I’d never open two bottles of well-made wine and try to make my own blend out of those two.

However, if there are wine events, fairs or other tastings where there are lots of opened extra bottles that are going to go to waste otherwise, every now and then I make my own blends for fun and curiosity.

In one BYOD wine tasting there were two bottles of sparkling wine nobody cared about: one old Champagne that was flat and quite oxidized and one obscure fizzy that tasted like cheap Prosecco. Neither was interesting in any way on their own. First I tried a 50/50 blend, but it tasted pretty much like the oxidized Champagne, only with a little bit of carbonation. Next I tried a blend of approx. 90% of that young anonymous bubbly and approx. 10% of that old, tired Champagne. The result was a terrific sparkling wine that had wonderful fizz, lots of youthful fruit and a good deal of that nutty complexity that one can taste in Champagnes that employ a large dose of réserve wines.
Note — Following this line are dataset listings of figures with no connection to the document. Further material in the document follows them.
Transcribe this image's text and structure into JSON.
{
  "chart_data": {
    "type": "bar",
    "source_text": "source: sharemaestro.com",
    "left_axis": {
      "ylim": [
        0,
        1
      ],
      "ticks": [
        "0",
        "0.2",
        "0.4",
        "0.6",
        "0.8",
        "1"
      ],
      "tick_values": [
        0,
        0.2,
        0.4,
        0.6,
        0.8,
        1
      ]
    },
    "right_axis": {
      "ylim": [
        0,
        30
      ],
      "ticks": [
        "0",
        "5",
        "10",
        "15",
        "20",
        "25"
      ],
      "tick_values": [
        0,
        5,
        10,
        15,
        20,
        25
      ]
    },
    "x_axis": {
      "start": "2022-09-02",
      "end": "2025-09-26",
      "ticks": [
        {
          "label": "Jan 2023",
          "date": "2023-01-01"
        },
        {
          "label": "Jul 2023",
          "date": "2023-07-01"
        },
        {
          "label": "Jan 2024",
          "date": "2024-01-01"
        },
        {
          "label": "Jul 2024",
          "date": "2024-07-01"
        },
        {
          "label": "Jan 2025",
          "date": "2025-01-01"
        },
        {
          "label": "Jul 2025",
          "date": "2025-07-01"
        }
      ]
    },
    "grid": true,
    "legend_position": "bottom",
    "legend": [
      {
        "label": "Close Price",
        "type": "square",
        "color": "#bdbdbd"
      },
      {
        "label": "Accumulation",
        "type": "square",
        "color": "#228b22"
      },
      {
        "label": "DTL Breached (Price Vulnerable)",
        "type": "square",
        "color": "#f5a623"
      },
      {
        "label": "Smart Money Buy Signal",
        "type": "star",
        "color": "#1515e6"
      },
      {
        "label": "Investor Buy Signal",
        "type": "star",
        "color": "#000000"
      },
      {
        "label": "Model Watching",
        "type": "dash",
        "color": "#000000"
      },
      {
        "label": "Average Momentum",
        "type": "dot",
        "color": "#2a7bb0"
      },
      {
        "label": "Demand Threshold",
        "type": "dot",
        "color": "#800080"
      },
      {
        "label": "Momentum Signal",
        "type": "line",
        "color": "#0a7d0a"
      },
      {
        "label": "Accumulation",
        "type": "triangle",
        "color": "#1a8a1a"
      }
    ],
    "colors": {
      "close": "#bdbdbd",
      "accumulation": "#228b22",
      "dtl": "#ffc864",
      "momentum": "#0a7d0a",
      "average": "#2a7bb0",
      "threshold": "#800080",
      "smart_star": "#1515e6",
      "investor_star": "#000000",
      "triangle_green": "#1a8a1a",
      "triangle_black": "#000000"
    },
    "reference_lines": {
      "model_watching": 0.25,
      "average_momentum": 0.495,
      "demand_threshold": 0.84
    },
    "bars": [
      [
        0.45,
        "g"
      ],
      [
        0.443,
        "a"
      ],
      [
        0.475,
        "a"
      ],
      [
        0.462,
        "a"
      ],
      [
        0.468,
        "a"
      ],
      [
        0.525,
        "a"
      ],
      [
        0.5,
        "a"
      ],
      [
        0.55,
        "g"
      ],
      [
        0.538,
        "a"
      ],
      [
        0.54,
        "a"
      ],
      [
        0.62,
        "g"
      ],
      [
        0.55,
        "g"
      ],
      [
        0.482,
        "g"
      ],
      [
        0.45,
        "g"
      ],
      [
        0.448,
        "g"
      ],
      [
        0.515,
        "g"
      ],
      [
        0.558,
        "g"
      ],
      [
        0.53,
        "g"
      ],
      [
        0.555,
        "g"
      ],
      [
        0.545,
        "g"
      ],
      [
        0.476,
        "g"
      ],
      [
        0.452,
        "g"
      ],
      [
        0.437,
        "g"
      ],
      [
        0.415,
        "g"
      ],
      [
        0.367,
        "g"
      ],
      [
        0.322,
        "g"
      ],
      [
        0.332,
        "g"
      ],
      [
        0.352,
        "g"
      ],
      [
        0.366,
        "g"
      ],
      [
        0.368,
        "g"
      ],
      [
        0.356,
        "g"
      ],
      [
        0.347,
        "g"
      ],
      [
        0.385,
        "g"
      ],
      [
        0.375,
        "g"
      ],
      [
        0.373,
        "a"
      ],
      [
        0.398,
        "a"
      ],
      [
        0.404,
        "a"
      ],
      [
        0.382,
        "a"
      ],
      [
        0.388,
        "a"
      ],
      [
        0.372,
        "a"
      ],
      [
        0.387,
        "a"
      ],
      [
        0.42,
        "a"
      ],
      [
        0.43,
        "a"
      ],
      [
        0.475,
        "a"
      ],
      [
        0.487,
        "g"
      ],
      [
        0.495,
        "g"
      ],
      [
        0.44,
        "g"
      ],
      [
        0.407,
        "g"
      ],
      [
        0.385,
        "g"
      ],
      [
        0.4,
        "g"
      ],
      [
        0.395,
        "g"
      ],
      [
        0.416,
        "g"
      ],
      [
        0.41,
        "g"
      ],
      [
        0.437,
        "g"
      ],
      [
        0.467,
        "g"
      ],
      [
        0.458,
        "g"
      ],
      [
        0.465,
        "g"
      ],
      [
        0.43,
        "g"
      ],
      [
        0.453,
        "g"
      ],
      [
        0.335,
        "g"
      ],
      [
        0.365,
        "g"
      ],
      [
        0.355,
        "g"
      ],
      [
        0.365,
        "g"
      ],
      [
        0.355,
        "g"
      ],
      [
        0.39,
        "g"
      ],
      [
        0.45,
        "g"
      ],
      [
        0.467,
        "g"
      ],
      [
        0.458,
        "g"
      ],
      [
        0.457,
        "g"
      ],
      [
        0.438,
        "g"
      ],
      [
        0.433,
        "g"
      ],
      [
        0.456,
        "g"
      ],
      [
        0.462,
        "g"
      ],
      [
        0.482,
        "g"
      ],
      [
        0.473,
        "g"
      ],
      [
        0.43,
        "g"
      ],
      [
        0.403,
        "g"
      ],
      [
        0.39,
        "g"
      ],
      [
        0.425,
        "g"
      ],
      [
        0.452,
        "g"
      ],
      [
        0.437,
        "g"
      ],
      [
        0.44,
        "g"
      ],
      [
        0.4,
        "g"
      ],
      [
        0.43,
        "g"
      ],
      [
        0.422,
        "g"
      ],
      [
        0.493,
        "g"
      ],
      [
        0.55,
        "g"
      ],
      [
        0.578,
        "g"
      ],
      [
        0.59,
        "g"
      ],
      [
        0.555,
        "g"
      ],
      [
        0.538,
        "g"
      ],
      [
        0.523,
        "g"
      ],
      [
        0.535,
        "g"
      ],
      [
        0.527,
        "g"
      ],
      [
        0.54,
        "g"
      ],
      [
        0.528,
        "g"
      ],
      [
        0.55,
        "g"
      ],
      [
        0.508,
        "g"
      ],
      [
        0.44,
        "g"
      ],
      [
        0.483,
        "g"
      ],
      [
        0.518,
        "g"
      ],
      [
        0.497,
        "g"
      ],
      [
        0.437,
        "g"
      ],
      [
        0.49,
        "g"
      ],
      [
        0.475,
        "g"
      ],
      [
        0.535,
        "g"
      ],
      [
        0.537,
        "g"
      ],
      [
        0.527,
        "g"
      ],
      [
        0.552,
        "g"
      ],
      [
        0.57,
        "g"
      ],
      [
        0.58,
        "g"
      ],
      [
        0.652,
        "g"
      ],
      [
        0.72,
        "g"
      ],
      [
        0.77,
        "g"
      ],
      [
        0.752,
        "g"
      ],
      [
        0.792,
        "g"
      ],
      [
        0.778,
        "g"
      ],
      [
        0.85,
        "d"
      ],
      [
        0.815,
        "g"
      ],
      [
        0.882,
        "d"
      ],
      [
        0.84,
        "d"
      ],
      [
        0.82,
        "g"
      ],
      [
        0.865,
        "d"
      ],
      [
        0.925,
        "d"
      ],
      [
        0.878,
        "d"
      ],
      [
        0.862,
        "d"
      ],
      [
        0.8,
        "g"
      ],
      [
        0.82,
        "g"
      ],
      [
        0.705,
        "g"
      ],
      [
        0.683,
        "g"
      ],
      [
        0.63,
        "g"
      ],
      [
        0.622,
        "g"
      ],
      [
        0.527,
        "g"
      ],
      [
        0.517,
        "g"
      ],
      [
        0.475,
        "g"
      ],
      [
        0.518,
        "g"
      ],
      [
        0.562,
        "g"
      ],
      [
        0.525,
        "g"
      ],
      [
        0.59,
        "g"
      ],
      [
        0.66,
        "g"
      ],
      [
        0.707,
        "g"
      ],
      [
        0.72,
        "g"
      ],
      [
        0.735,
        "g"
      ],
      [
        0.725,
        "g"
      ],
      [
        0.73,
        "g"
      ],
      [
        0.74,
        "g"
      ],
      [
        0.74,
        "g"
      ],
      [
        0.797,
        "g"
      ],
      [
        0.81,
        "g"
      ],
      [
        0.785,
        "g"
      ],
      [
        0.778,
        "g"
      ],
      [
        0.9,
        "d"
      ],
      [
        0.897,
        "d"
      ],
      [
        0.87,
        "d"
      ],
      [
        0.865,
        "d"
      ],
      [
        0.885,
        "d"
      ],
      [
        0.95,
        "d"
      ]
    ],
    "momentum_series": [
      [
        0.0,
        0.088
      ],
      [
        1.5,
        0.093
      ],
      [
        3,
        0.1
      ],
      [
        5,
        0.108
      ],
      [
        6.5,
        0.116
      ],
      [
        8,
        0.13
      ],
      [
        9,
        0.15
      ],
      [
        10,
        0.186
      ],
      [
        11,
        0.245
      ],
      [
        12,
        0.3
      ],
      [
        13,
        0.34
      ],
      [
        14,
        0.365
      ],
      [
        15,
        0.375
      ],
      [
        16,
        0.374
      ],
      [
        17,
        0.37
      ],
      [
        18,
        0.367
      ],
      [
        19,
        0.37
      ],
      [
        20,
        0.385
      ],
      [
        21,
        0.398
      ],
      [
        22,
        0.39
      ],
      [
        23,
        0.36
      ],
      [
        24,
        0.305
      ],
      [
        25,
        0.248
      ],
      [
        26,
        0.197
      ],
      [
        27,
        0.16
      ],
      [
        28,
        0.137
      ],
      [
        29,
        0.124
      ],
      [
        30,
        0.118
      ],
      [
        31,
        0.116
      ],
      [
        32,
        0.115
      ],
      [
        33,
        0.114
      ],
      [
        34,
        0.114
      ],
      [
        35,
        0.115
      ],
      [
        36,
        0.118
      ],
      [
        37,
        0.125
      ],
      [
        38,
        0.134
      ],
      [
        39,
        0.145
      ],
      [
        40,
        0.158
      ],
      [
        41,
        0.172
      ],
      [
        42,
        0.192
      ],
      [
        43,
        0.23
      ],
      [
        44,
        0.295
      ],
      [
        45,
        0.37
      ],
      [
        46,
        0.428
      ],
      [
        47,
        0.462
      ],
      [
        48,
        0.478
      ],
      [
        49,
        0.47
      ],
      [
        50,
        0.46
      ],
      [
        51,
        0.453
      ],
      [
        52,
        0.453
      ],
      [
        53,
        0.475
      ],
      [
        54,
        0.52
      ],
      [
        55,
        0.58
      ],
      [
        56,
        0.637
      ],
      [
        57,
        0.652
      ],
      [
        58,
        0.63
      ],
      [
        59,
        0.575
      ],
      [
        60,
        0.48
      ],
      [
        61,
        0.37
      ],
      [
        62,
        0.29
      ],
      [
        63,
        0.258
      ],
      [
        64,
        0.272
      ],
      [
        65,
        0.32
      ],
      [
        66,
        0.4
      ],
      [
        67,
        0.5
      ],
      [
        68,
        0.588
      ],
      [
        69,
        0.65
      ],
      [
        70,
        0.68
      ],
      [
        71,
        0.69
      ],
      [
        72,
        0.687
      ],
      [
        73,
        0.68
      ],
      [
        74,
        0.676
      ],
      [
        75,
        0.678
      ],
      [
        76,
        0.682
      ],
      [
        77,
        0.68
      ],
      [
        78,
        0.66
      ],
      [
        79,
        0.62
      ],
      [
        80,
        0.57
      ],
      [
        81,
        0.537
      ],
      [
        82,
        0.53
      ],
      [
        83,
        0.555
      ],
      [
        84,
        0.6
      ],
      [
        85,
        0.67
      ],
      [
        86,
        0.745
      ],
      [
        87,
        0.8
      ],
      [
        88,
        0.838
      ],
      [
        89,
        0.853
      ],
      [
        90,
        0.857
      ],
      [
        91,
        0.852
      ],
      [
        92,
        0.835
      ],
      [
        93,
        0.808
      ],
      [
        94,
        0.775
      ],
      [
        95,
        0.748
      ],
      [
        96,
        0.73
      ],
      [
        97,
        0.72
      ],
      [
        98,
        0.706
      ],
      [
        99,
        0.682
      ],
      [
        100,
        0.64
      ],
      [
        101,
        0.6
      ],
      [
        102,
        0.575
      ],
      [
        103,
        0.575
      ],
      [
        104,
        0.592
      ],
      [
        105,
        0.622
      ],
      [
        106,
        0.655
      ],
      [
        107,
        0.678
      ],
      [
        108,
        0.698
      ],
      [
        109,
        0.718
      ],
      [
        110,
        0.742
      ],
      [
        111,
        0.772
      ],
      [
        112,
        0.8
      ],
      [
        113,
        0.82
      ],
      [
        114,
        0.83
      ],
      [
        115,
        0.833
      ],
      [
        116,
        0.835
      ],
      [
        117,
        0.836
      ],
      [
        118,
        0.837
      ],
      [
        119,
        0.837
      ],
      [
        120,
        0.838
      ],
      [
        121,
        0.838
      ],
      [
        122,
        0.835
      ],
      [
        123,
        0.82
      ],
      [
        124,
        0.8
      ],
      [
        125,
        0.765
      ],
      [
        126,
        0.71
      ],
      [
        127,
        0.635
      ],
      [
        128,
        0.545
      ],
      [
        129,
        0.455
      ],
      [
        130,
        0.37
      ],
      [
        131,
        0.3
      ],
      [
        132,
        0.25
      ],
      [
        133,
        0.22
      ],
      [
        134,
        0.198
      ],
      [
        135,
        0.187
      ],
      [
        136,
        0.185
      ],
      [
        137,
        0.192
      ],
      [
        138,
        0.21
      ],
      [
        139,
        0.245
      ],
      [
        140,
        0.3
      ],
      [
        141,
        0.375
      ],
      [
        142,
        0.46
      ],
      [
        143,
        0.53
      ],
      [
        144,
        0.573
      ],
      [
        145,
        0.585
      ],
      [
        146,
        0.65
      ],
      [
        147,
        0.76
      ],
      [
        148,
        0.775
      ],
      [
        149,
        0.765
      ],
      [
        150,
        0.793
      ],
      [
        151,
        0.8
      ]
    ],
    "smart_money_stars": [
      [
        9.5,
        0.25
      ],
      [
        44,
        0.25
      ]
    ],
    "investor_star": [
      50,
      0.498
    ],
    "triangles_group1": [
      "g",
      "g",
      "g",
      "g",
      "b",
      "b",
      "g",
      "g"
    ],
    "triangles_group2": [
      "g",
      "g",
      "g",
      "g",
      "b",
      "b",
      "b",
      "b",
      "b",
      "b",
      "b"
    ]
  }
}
it is interesting to ponder how one could go to say TJ’s and pick up a few bottles then mix it up, fun but maybe not epic

Our annual Christmas party usually had about 45 bottles opened and not all were finished. The next morning I would blend the leftovers, usually a drinkable but not especially notable result.

I sometimes buy wines that I haven’t tasted first based on discussion here and since shipping costs are what they are will often buy six. If the first 2-3 don’t turn out to be something we like, the rest go on the cooking rack.

Yesterday, I was making a boar ragu and pulled a Russian river Pinot. Opened it and tried and and while good it still seemed a bit lighter than what I wanted. So then grabbed a Washington Bordeaux blend that was too big by itself. But at a 50/50 blend this was perfect and to my tastes better than either wine by itself. The blend even tasted a bit Italian with the PN adding acidity and cutting the body of the other.

It was good enough that I drank a glass of the blend while cooking before turning to a Brunello with dinner.